Tomas Ojea Quintana, the special rapporteur on human rights in Burma, said he is encouraged by the government's commitment to reform and President Thein Sein's priorities including protecting human rights and respecting the rule of law.
But he said there are still many serious human rights issues that must be addressed: discrimination against ethnic and religious minorities, a judiciary that is "neither independent nor impartial," the continued detention of a large number of political prisoners, allegations of torture and ill-treatment during interrogations, and the use of prisoners as porters or "human shields."
This is a "key moment in Myanmar's [Burma’s] history," Quintana told the General Assembly's human rights committee. "Myanmar's new government faces a wide range of daunting challenges from the urgent need to improve the socio-economic situation to ending armed conflict and ensuring lasting peace through national reconciliation."
He called on the international community to help the government meet these challenges so that a real transition to democracy, which the people of Burma have waited many years for, "takes root."
Quintana, who visited Burma in August, welcomed the release of an estimated 200 political prisoners last week but said the government's first priority must be to release all remaining "prisoners of conscience."
The political prisoners released under a presidential amnesty represent about 10 percent of an estimated 2,000 in prison.
Quintana said "it is imperative that the government completes the liberation of all such prisoners" before upcoming by-elections, expected by the end of November.
"This is a central and necessary step towards national reconciliation and would greatly benefit Myanmar's efforts towards democracy," he said.
Quintana welcomed talks between government officials and pro-democracy leader Aung San Suu Kyi, saying it's crucial that the Nobel peace laureate and her party are included in the political process.
He called for a revision of election laws to lift restrictions on the development and activities of political parties and reduce the high cost of registration for candidates.
President Thein Sein, who took power in March following November elections, has said his government is trying to ease tensions in the country. He is considered a moderate compared to previous leaders but critics have accused him of creating a facade of liberalization to prompt Western nations to lift sanctions imposed over the country's political and human rights record.
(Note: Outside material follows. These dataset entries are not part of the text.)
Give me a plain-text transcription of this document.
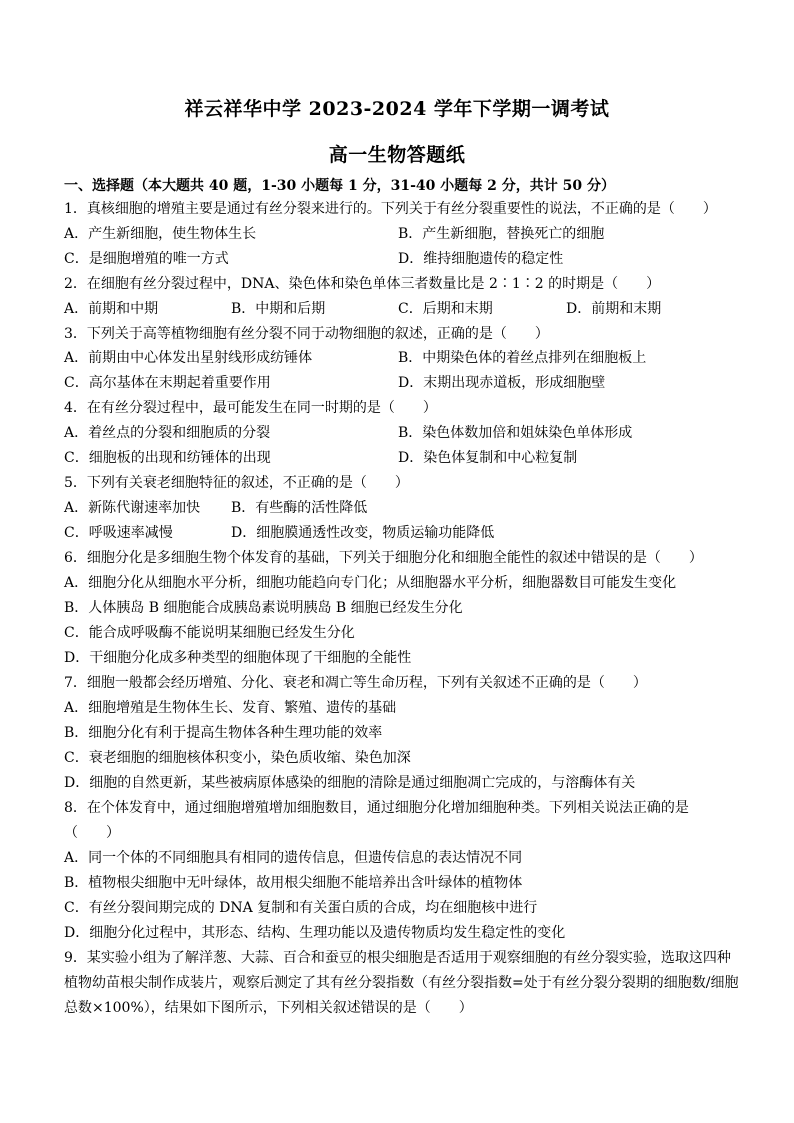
祥云祥华中学 2023-2024 学年下学期一调考试
高一生物答题纸
一、选择题（本大题共 40 题，1-30 小题每 1 分，31-40 小题每 2 分，共计 50 分）
1．真核细胞的增殖主要是通过有丝分裂来进行的。下列关于有丝分裂重要性的说法，不正确的是（　　）
A．产生新细胞，使生物体生长	B．产生新细胞，替换死亡的细胞
C．是细胞增殖的唯一方式	D．维持细胞遗传的稳定性
2．在细胞有丝分裂过程中，DNA、染色体和染色单体三者数量比是 2∶1∶2 的时期是（　　）
A．前期和中期	B．中期和后期	C．后期和末期	D．前期和末期
3．下列关于高等植物细胞有丝分裂不同于动物细胞的叙述，正确的是（　　）
A．前期由中心体发出星射线形成纺锤体	B．中期染色体的着丝点排列在细胞板上
C．高尔基体在末期起着重要作用	D．末期出现赤道板，形成细胞壁
4．在有丝分裂过程中，最可能发生在同一时期的是（　　）
A．着丝点的分裂和细胞质的分裂	B．染色体数加倍和姐妹染色单体形成
C．细胞板的出现和纺锤体的出现	D．染色体复制和中心粒复制
5．下列有关衰老细胞特征的叙述，不正确的是（　　）
A．新陈代谢速率加快 B．有些酶的活性降低
C．呼吸速率减慢	D．细胞膜通透性改变，物质运输功能降低
6．细胞分化是多细胞生物个体发育的基础，下列关于细胞分化和细胞全能性的叙述中错误的是（　　）
A．细胞分化从细胞水平分析，细胞功能趋向专门化；从细胞器水平分析，细胞器数目可能发生变化
B．人体胰岛 B 细胞能合成胰岛素说明胰岛 B 细胞已经发生分化
C．能合成呼吸酶不能说明某细胞已经发生分化
D．干细胞分化成多种类型的细胞体现了干细胞的全能性
7．细胞一般都会经历增殖、分化、衰老和凋亡等生命历程，下列有关叙述不正确的是（　　）
A．细胞增殖是生物体生长、发育、繁殖、遗传的基础
B．细胞分化有利于提高生物体各种生理功能的效率
C．衰老细胞的细胞核体积变小，染色质收缩、染色加深
D．细胞的自然更新，某些被病原体感染的细胞的清除是通过细胞凋亡完成的，与溶酶体有关
8．在个体发育中，通过细胞增殖增加细胞数目，通过细胞分化增加细胞种类。下列相关说法正确的是
（　　）
A．同一个体的不同细胞具有相同的遗传信息，但遗传信息的表达情况不同
B．植物根尖细胞中无叶绿体，故用根尖细胞不能培养出含叶绿体的植物体
C．有丝分裂间期完成的 DNA 复制和有关蛋白质的合成，均在细胞核中进行
D．细胞分化过程中，其形态、结构、生理功能以及遗传物质均发生稳定性的变化
9．某实验小组为了解洋葱、大蒜、百合和蚕豆的根尖细胞是否适用于观察细胞的有丝分裂实验，选取这四种
植物幼苗根尖制作成装片，观察后测定了其有丝分裂指数（有丝分裂指数=处于有丝分裂分裂期的细胞数/细胞
总数×100%），结果如下图所示，下列相关叙述错误的是（　　）
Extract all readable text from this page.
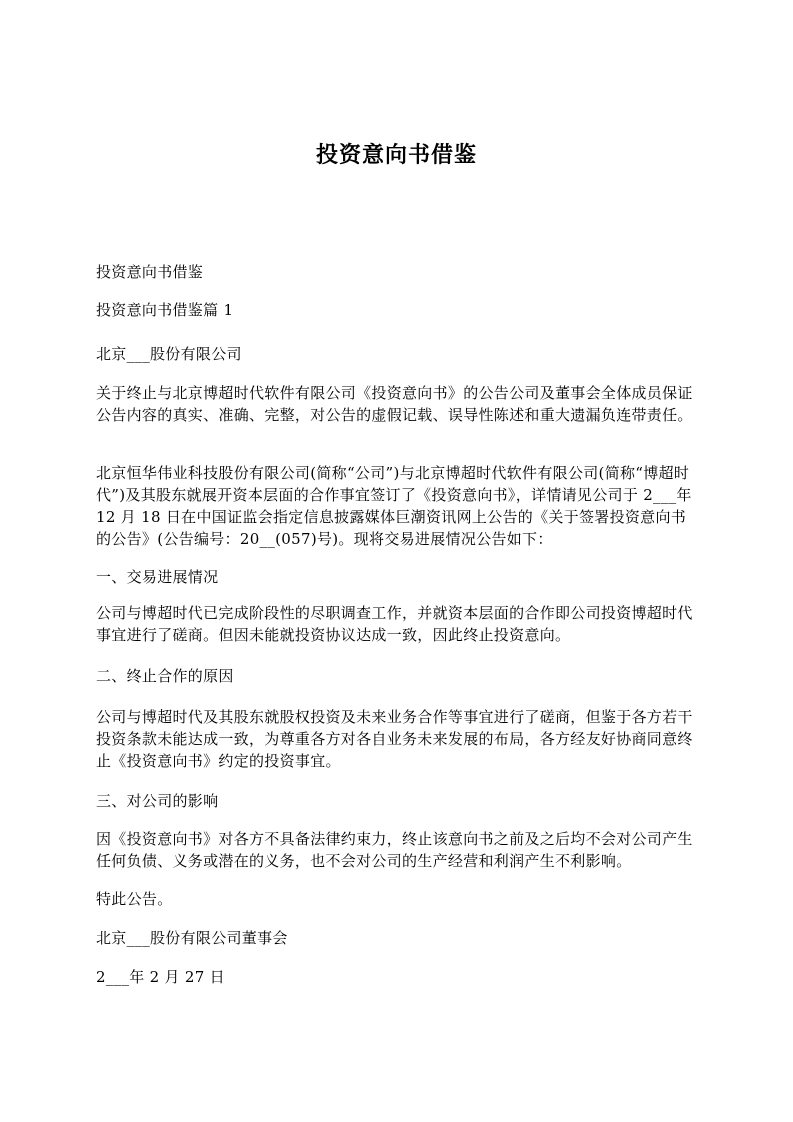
投资意向书借鉴

投资意向书借鉴

投资意向书借鉴篇 1

北京___股份有限公司

关于终止与北京博超时代软件有限公司《投资意向书》的公告公司及董事会全体成员保证公告内容的真实、准确、完整，对公告的虚假记载、误导性陈述和重大遗漏负连带责任。

北京恒华伟业科技股份有限公司(简称“公司”)与北京博超时代软件有限公司(简称“博超时代”)及其股东就展开资本层面的合作事宜签订了《投资意向书》，详情请见公司于 2___年 12 月 18 日在中国证监会指定信息披露媒体巨潮资讯网上公告的《关于签署投资意向书的公告》(公告编号：20__(057)号)。现将交易进展情况公告如下：

一、交易进展情况

公司与博超时代已完成阶段性的尽职调查工作，并就资本层面的合作即公司投资博超时代事宜进行了磋商。但因未能就投资协议达成一致，因此终止投资意向。

二、终止合作的原因

公司与博超时代及其股东就股权投资及未来业务合作等事宜进行了磋商，但鉴于各方若干投资条款未能达成一致，为尊重各方对各自业务未来发展的布局，各方经友好协商同意终止《投资意向书》约定的投资事宜。

三、对公司的影响

因《投资意向书》对各方不具备法律约束力，终止该意向书之前及之后均不会对公司产生任何负债、义务或潜在的义务，也不会对公司的生产经营和利润产生不利影响。

特此公告。

北京___股份有限公司董事会

2___年 2 月 27 日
Quintana welcomed Thein Sein's "commitment to keep the door open to peace and to invite armed groups to peace talks" and his establishment last month of the Myanmar National Human Rights Commission, which recently called on the president to release prisoners.
"While I am encouraged that this new body has started to act and hope that it will continue to advance human rights issues in the country," Quintana said, "many questions remain about its composition, role and functioning."